Wednesday, February 1, 2012
2nd paragraph
Conrad’s complicated prose distorts the reader’s mind to form a transitional mind like Marlow’s. As Marlow encounters a conversion from his ‘superego’ state of mind to an ‘id’ the reader experiences a change as well. Marlow is from European society, thus, his morality is the false representation of life that he faces prior to his journey. In the beginning of the novel the doctor warns Marlow: “The changes take place inside you know” (9). The doctor foreshadows Marlow’s mentally internal change which he uncovers down the Congo; moreover, the reader undergoes a similar change. As Marlow travels down the river, he makes clear of the societal attributes that he experiences in everyday life in European customs, which creates question in the readers mind. Karl notably accurately connotes Marlow’s sense of atmospheric change “..elements that become a wedge between man’s seeming rationality and a world suddenly irrational and out of focus” (127).
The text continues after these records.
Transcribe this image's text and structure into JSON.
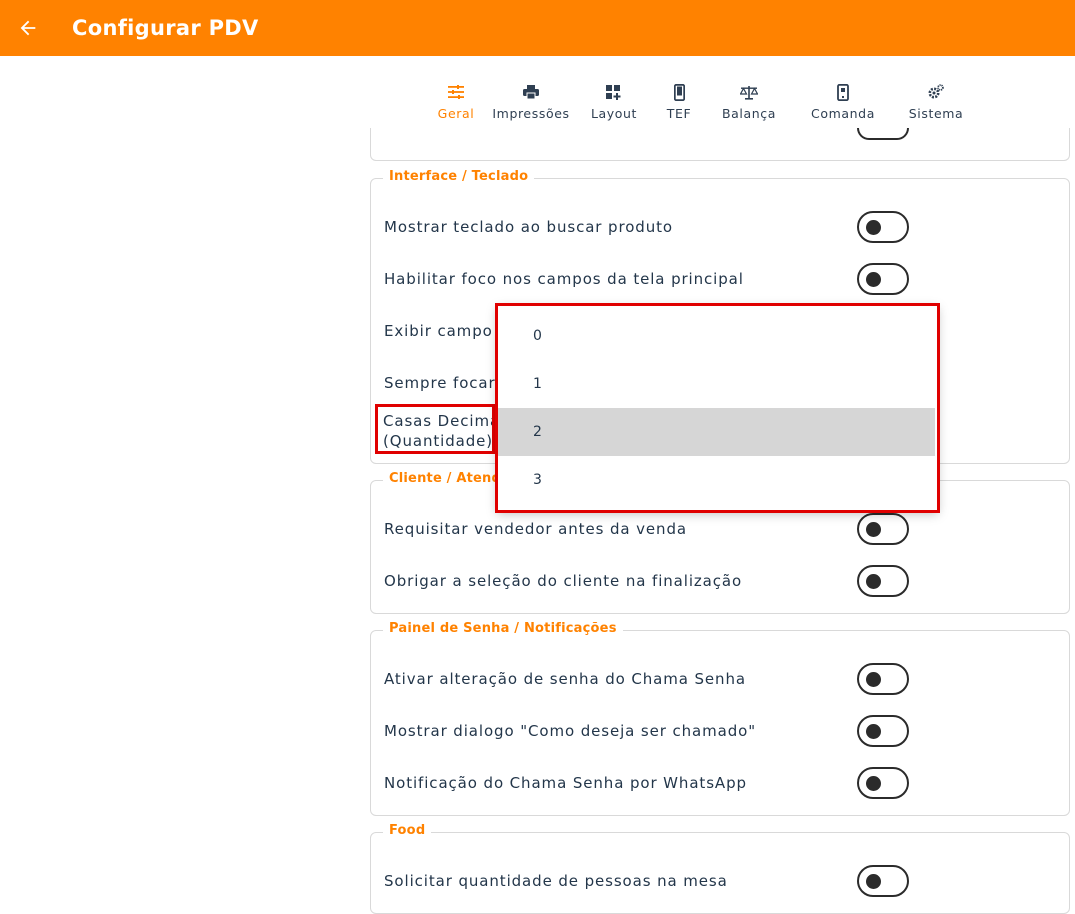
{
  "header": {
    "title": "Configurar PDV",
    "back_icon": "arrow-left-icon"
  },
  "colors": {
    "accent": "#ff8200",
    "highlight": "#e00000"
  },
  "tabs": [
    {
      "label": "Geral",
      "icon": "sliders-icon",
      "active": true
    },
    {
      "label": "Impressões",
      "icon": "printer-icon",
      "active": false
    },
    {
      "label": "Layout",
      "icon": "dashboard-add-icon",
      "active": false
    },
    {
      "label": "TEF",
      "icon": "phone-icon",
      "active": false
    },
    {
      "label": "Balança",
      "icon": "scale-icon",
      "active": false
    },
    {
      "label": "Comanda",
      "icon": "phone-lock-icon",
      "active": false
    },
    {
      "label": "Sistema",
      "icon": "gears-icon",
      "active": false
    }
  ],
  "sections": {
    "interface": {
      "legend": "Interface / Teclado",
      "rows": [
        {
          "label": "Mostrar teclado ao buscar produto",
          "enabled": false
        },
        {
          "label": "Habilitar foco nos campos da tela principal",
          "enabled": false
        },
        {
          "label": "Exibir campo d",
          "enabled": false
        },
        {
          "label": "Sempre focar",
          "enabled": false
        }
      ],
      "casas_line1": "Casas Decima",
      "casas_line2": "(Quantidade)"
    },
    "cliente": {
      "legend": "Cliente / Atendim",
      "rows": [
        {
          "label": "Requisitar vendedor antes da venda",
          "enabled": false
        },
        {
          "label": "Obrigar a seleção do cliente na finalização",
          "enabled": false
        }
      ]
    },
    "painel": {
      "legend": "Painel de Senha / Notificações",
      "rows": [
        {
          "label": "Ativar alteração de senha do Chama Senha",
          "enabled": false
        },
        {
          "label": "Mostrar dialogo \"Como deseja ser chamado\"",
          "enabled": false
        },
        {
          "label": "Notificação do Chama Senha por WhatsApp",
          "enabled": false
        }
      ]
    },
    "food": {
      "legend": "Food",
      "rows": [
        {
          "label": "Solicitar quantidade de pessoas na mesa",
          "enabled": false
        }
      ]
    }
  },
  "dropdown": {
    "options": [
      "0",
      "1",
      "2",
      "3"
    ],
    "selected": "2"
  }
}
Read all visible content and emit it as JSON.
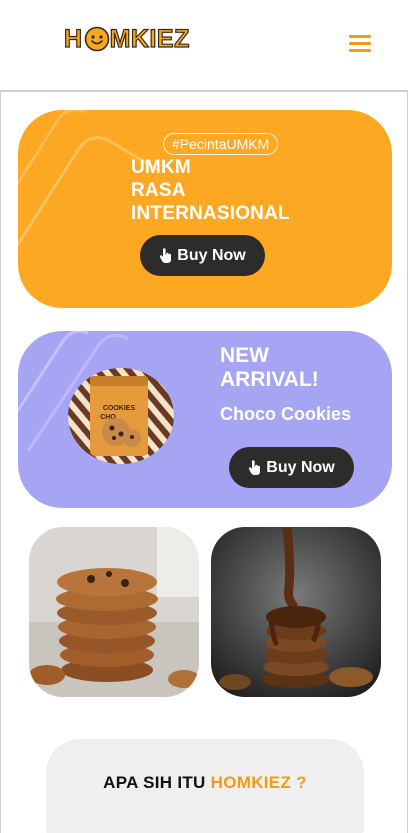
{
  "header": {
    "logo_text_1": "H",
    "logo_text_2": "MKIEZ",
    "menu_icon": "hamburger-icon"
  },
  "hero": {
    "hashtag": "#PecintaUMKM",
    "title_lines": [
      "UMKM",
      "RASA",
      "INTERNASIONAL"
    ],
    "button_label": "Buy Now",
    "button_icon": "pointing-hand-icon"
  },
  "arrival": {
    "title_lines": [
      "NEW",
      "ARRIVAL!"
    ],
    "subtitle": "Choco Cookies",
    "button_label": "Buy Now",
    "button_icon": "pointing-hand-icon",
    "product_label_1": "COOKIES",
    "product_label_2": "CHO"
  },
  "about": {
    "title_prefix": "APA SIH ITU ",
    "title_accent": "HOMKIEZ ?"
  },
  "colors": {
    "brand_orange": "#fca822",
    "arrival_purple": "#a6a5f4",
    "button_dark": "#2e2b2b",
    "accent": "#f39c12"
  }
}
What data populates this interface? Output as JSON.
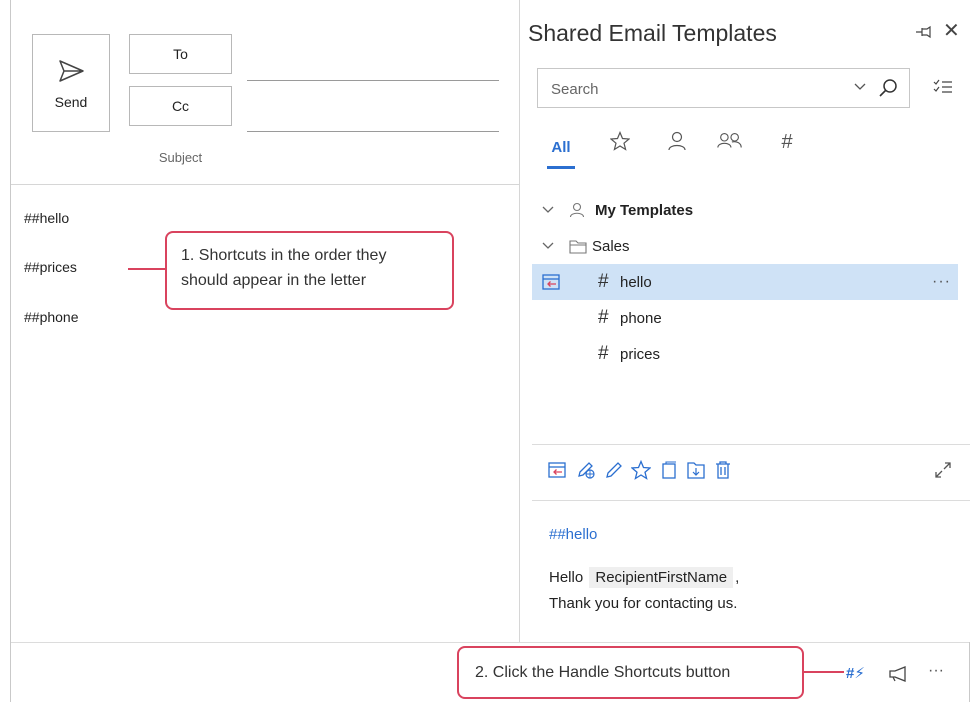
{
  "compose": {
    "send_label": "Send",
    "to_label": "To",
    "cc_label": "Cc",
    "subject_label": "Subject",
    "body_lines": [
      "##hello",
      "##prices",
      "##phone"
    ]
  },
  "callouts": {
    "first": "1. Shortcuts in the order they should appear in the letter",
    "second": "2. Click the Handle Shortcuts button"
  },
  "panel": {
    "title": "Shared Email Templates",
    "search_placeholder": "Search",
    "tabs": [
      "All",
      "star-icon",
      "person-icon",
      "people-icon",
      "#"
    ],
    "active_tab": "All",
    "tree": {
      "my_templates": "My Templates",
      "folder": "Sales",
      "hash": "#",
      "templates": [
        "hello",
        "phone",
        "prices"
      ],
      "selected": "hello",
      "more": "···"
    },
    "preview": {
      "title": "##hello",
      "greeting": "Hello",
      "macro": "RecipientFirstName",
      "after_macro": ",",
      "line2": "Thank you for contacting us."
    }
  },
  "footer": {
    "handle_shortcuts_icon": "#⚡",
    "more": "···"
  },
  "colors": {
    "accent": "#2b6fd0",
    "selection": "#cfe2f6",
    "callout_border": "#d9435e"
  }
}
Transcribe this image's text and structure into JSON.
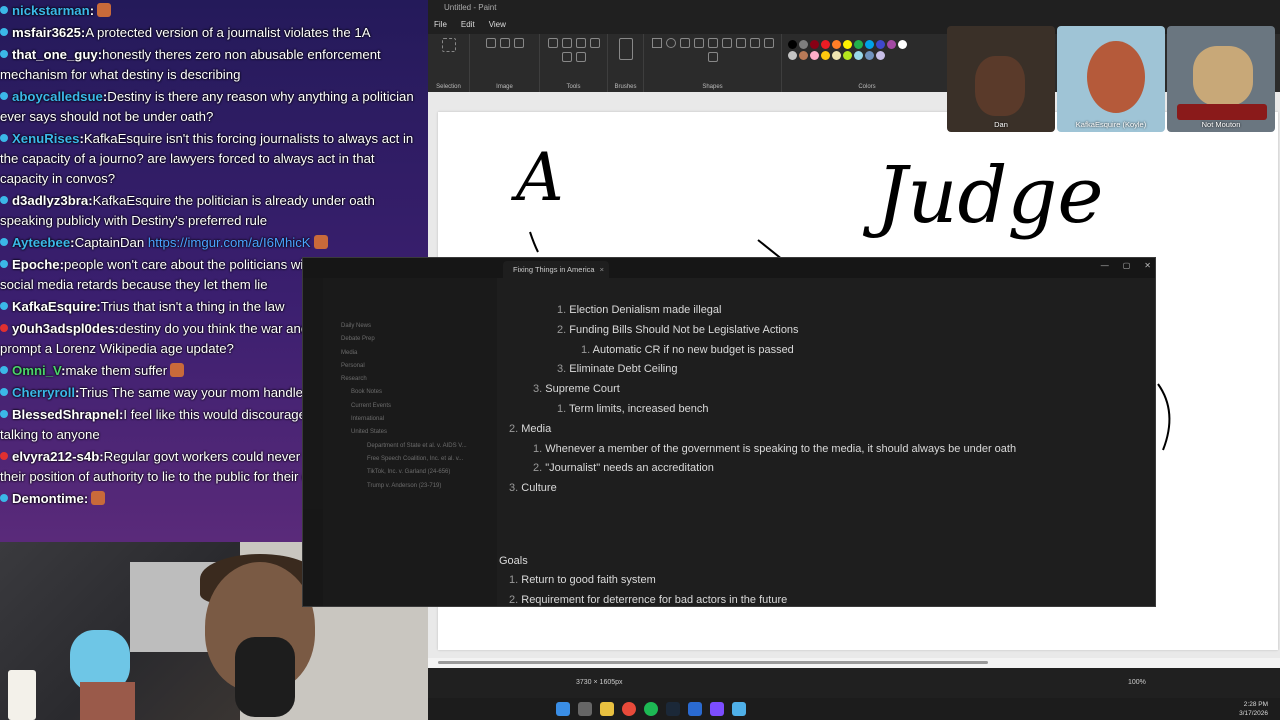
{
  "chat": {
    "messages": [
      {
        "user": "nickstarman",
        "text": "",
        "dot": "blue"
      },
      {
        "user": "msfair3625",
        "text": "A protected version of a journalist violates the 1A",
        "dot": "blue"
      },
      {
        "user": "that_one_guy",
        "text": "honestly theres zero non abusable enforcement mechanism for what destiny is describing",
        "dot": "blue"
      },
      {
        "user": "aboycalledsue",
        "text": "Destiny is there any reason why anything a politician ever says should not be under oath?",
        "dot": "blue"
      },
      {
        "user": "XenuRises",
        "text": "KafkaEsquire isn't this forcing journalists to always act in the capacity of a journo? are lawyers forced to always act in that capacity in convos?",
        "dot": "blue"
      },
      {
        "user": "d3adlyz3bra",
        "text": "KafkaEsquire the politician is already under oath speaking publicly with Destiny's preferred rule",
        "dot": "blue"
      },
      {
        "user": "Ayteebee",
        "text": "CaptainDan",
        "link": "https://imgur.com/a/I6MhicK",
        "dot": "blue"
      },
      {
        "user": "Epoche",
        "text": "people won't care about the politicians will just go to the social media retards because they let them lie",
        "dot": "blue"
      },
      {
        "user": "KafkaEsquire",
        "text": "Trius that isn't a thing in the law",
        "dot": "blue"
      },
      {
        "user": "y0uh3adspl0des",
        "text": "destiny do you think the war and incoming draft will prompt a Lorenz Wikipedia age update?",
        "dot": "red"
      },
      {
        "user": "Omni_V",
        "text": "make them suffer",
        "dot": "blue"
      },
      {
        "user": "Cherryroll",
        "text": "Trius The same way your mom handles deeze nuts",
        "dot": "blue"
      },
      {
        "user": "BlessedShrapnel",
        "text": "I feel like this would discourage politicians not talking to anyone",
        "dot": "blue"
      },
      {
        "user": "elvyra212-s4b",
        "text": "Regular govt workers could never get away with using their position of authority to lie to the public for their own gain",
        "dot": "red"
      },
      {
        "user": "Demontime",
        "text": "",
        "dot": "blue"
      }
    ]
  },
  "paint": {
    "title": "Untitled - Paint",
    "menu": [
      "File",
      "Edit",
      "View"
    ],
    "ribbon_groups": [
      "Selection",
      "Image",
      "Tools",
      "Brushes",
      "Shapes",
      "Colors"
    ],
    "status_dims": "3730 × 1605px",
    "zoom": "100%",
    "canvas_text_left": "A",
    "canvas_text_right": "Judge",
    "swatch_colors": [
      "#000000",
      "#7f7f7f",
      "#880015",
      "#ed1c24",
      "#ff7f27",
      "#fff200",
      "#22b14c",
      "#00a2e8",
      "#3f48cc",
      "#a349a4",
      "#ffffff",
      "#c3c3c3",
      "#b97a57",
      "#ffaec9",
      "#ffc90e",
      "#efe4b0",
      "#b5e61d",
      "#99d9ea",
      "#7092be",
      "#c8bfe7"
    ]
  },
  "call_tiles": [
    {
      "name": "Dan"
    },
    {
      "name": "KafkaEsquire (Koyle)"
    },
    {
      "name": "Not Mouton"
    }
  ],
  "obsidian": {
    "tab_title": "Fixing Things in America",
    "sidebar_tree": [
      "Daily News",
      "Debate Prep",
      "Media",
      "Personal",
      "Research",
      "Book Notes",
      "Current Events",
      "International",
      "United States",
      "Department of State et al. v. AIDS V...",
      "Free Speech Coalition, Inc. et al. v...",
      "TikTok, Inc. v. Garland (24-656)",
      "Trump v. Anderson (23-719)"
    ],
    "lines": [
      {
        "num": "1.",
        "text": "Election Denialism made illegal",
        "indent": 2
      },
      {
        "num": "2.",
        "text": "Funding Bills Should Not be Legislative Actions",
        "indent": 2
      },
      {
        "num": "1.",
        "text": "Automatic CR if no new budget is passed",
        "indent": 3
      },
      {
        "num": "3.",
        "text": "Eliminate Debt Ceiling",
        "indent": 2
      },
      {
        "num": "3.",
        "text": "Supreme Court",
        "indent": 1
      },
      {
        "num": "1.",
        "text": "Term limits, increased bench",
        "indent": 2
      },
      {
        "num": "2.",
        "text": "Media",
        "indent": 0
      },
      {
        "num": "1.",
        "text": "Whenever a member of the government is speaking to the media, it should always be under oath",
        "indent": 1
      },
      {
        "num": "2.",
        "text": "\"Journalist\" needs an accreditation",
        "indent": 1
      },
      {
        "num": "3.",
        "text": "Culture",
        "indent": 0
      }
    ],
    "goals_heading": "Goals",
    "goals": [
      {
        "num": "1.",
        "text": "Return to good faith system"
      },
      {
        "num": "2.",
        "text": "Requirement for deterrence for bad actors in the future"
      }
    ]
  },
  "taskbar": {
    "time": "2:28 PM",
    "date": "3/17/2026"
  }
}
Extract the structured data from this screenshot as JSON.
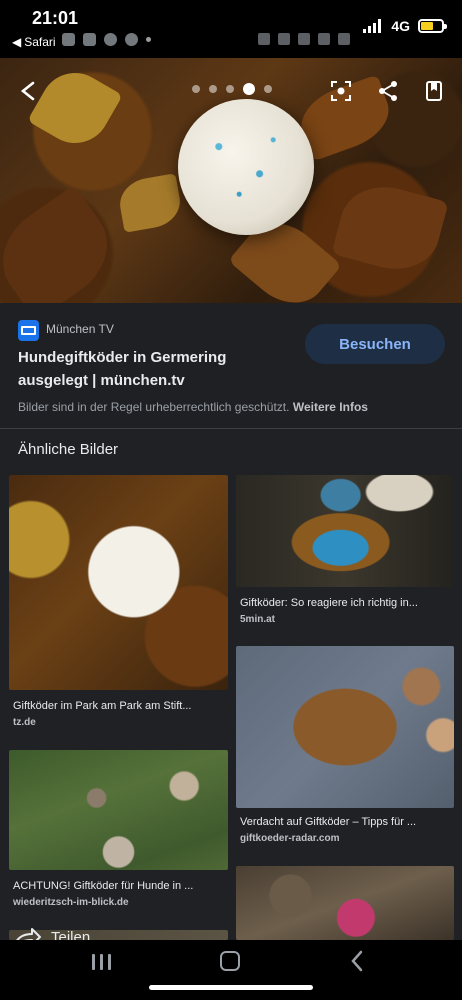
{
  "status_bar": {
    "time": "21:01",
    "back_label": "Safari",
    "network": "4G",
    "battery_level": 0.6,
    "battery_color": "#f5d020"
  },
  "hero": {
    "active_index": 3,
    "dot_count": 5,
    "icons": [
      "close-icon",
      "lens-icon",
      "share-icon",
      "bookmark-icon"
    ]
  },
  "source": {
    "name": "München TV",
    "title": "Hundegiftköder in Germering ausgelegt | münchen.tv",
    "visit_label": "Besuchen",
    "copyright_text": "Bilder sind in der Regel urheberrechtlich geschützt.",
    "more_info_label": "Weitere Infos"
  },
  "related": {
    "heading": "Ähnliche Bilder",
    "items": [
      {
        "title": "Giftköder im Park am Park am Stift...",
        "domain": "tz.de"
      },
      {
        "title": "Giftköder: So reagiere ich richtig in...",
        "domain": "5min.at"
      },
      {
        "title": "ACHTUNG! Giftköder für Hunde in ...",
        "domain": "wiederitzsch-im-blick.de"
      },
      {
        "title": "Verdacht auf Giftköder – Tipps für ...",
        "domain": "giftkoeder-radar.com"
      }
    ]
  },
  "bottom": {
    "share_label": "Teilen"
  },
  "colors": {
    "accent": "#8ab4f8",
    "visit_bg": "#1e2e44",
    "background": "#202124"
  }
}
The Congo’s environment twists the reader’s mind to suddenly apprehend the irrationality of everyday society. Marlow’s transition conflicts the reader to decipher the appearance versus reality within the novel, influenced by Kurtz. Since Kurtz is a sporadic thinker that drifts to different scenarios in his mind, the reader is, thus, thrown into a confusing sequence of events. During Marlow’s transition to the ‘id’, he begins to assimilate his thoughts as if Kurtz influenced him to morph internal ideas; moreover, Kurtz has ‘lost’ his superego.